MetARP 2024: Janice and Connor

MetARP partners Janice Cowden and Connor Purdy

From the Patient Advocate Perspective

Janice Cowden

In June, I had the pleasure of being paired with Dr. Connor Purdy, a breast cancer researcher, through the MetARP program at the Metastasis Research Society's (MRS) 20th Biennial Congress in London, England. While the MetARP program was not new to me, having attended the Metastatic Breast Cancer Research Conference (MBCRC) since 2018, and participating as a patient advocate contributor during the creation of MARP, this was my first official participation as a patient advocate in the program.

My previous collaborations with Dr. Hillary (Stires) Andrews and Josh Newby were instrumental in helping to shape the MetARP program to foster partnerships between metastatic breast cancer (MBC) researchers and patient advocates. However, this firsthand experience brought new insights and connections.

Connor and I first met at the Researcher-Advocate breakfast in London after exchanging several emails before the conference. We quickly found common ground, including our ties to Purdue University, where Connor completed his undergraduate degree and where I grew up. Our shared personal connections to cancer fueled our mutual passion for cancer research. Additionally, we both have ties to Colorado, where Connor works at the Anschutz Medical Campus in the Cancer Biology Program at the University of Colorado—close to where my daughter and grandson live. This proximity presents an excellent opportunity for future lab visits.
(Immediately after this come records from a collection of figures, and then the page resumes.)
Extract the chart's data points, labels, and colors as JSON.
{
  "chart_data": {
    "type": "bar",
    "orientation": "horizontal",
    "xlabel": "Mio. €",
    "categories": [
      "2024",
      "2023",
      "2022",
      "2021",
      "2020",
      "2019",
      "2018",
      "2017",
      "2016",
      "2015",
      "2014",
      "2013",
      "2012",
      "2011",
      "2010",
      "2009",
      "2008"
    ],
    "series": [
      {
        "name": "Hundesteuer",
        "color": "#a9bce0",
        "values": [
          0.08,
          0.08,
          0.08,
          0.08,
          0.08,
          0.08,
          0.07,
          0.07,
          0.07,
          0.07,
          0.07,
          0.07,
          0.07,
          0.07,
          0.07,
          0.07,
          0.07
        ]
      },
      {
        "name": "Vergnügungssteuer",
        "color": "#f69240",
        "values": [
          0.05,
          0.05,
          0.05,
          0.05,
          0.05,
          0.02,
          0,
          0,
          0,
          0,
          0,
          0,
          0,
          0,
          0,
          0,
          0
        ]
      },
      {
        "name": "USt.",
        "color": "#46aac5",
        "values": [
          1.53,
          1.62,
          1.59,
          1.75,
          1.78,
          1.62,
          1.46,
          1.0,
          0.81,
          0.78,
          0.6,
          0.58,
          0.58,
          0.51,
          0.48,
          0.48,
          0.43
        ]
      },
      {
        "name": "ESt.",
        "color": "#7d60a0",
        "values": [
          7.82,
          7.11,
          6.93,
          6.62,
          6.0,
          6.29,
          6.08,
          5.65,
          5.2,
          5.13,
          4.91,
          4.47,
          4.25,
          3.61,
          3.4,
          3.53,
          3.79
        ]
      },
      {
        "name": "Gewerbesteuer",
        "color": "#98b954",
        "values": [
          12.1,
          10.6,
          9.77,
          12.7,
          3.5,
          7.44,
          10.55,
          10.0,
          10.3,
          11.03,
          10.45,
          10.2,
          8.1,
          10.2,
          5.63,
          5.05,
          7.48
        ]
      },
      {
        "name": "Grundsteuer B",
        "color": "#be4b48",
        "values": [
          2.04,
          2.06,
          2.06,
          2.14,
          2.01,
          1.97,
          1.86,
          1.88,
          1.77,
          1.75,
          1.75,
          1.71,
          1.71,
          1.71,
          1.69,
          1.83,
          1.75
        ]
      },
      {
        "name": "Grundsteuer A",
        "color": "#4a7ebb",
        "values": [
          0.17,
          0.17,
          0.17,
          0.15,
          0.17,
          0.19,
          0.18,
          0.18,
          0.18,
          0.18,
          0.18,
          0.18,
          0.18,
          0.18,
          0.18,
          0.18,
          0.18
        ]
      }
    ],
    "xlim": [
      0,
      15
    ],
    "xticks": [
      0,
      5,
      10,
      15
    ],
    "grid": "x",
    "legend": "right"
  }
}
During the MRS meeting, Connor introduced me to other members of his lab, strengthening our advocate-researcher connection. Since returning from London, I’ve connected with one of his lab partners to review a grant application and provide a letter of support.

I shared my metastatic breast cancer story with Connor and discussed my seven years of experience as a research patient advocate. This role has allowed me to collaborate with basic, translational, and clinical researchers from various institutions. Thanks to an introduction by Josh Newby at the MBCRC conference in 2021, my experience collaborating with researchers has led to multiple in-person lab visits, virtual lab meetings, and ongoing connections with researchers at Baylor.

During the conference, Connor and I took numerous opportunities to discuss his current research projects. He thoroughly explained his research presented during the poster session and graciously answered all my questions. Although new to collaborating with patient advocates, Connor asked insightful questions and effectively communicated his research in understandable terms. This was an excellent bidirectional learning experience for both of us.

My experience with the MetARP program and my partnership with Connor have been immensely rewarding. I look forward to potential future lab visits and collaborative opportunities, confident that our continued partnership will contribute positively to the field of metastatic breast cancer research.

From the Research Prospective

(Stephen) Connor Purdy

At the beginning of my research career, I had very little idea what “cancer” was. I just knew it was a disease that both my grandmothers had, and a disease my mother overcame. However, it wasn’t until 2015 I started doing research during my sophomore year at Purdue University, that I really started to understand what “cancer” is, and appreciated how complex of a disease it really was. At this point, I quickly developed an affinity for trying to figure out the everyday “puzzles” that cancer research imposes. After 3 years of undergraduate research, I joined the Cancer Biology program at University of Colorado Anschutz Medical Campus, where I have been studying ways to prevent/treat metastatic breast cancer.

I have loved research, but over the years I have noticed that it becomes very easy to lose perspective. I, and many others in research, easily get caught up in the science, trying to figure out these “puzzles” in the lab. While I think the scientific curiosity that can drive cancer research is a good thing, I do not think it is as large of a driving force as understanding the impact our research can have on current or future patients and their families. When experiments are working, the morale in lab is high; but when experiments are not going the way we hope, the morale can drop. I think the right mindset can really benefit and improve the resiliency of those in the lab.

This is where patient advocacy programs, such as MetARP, can have a significant impact on research. I was fortunate enough to participate in MetARP at the Metastatic Research Society meeting this year. Janice Cowden and I were paired up as a patient advocate and researcher pair, respectively. She and I both shared our stories and how we got to where we were. We had a shared frustration in how negative data often goes unpublished, which can lead to others wasting a lot of time and money doing the same experiments as others may have already done.

For researchers new to patient advocacy, it will not take you long to realize how passionate patient advocates are. Janice and others were incredibly curious and astute, even if they did not fully understand the science jargon that so many of us unfortunately use. In addition to ensuring research is intentional, these patient advocacy programs really improve the communication skills of researchers. I think researchers spend too much time writing manuscripts for an expected audience of other researchers, and not enough time communicating their results to other very important groups that can help drive research such as patient advocates, politicians, or donors. I am incredibly grateful to be a part of MetARP, and I am excited for my next opportunity to work with Janice, whether that be on my own research or another patient advocacy program (hopefully both!).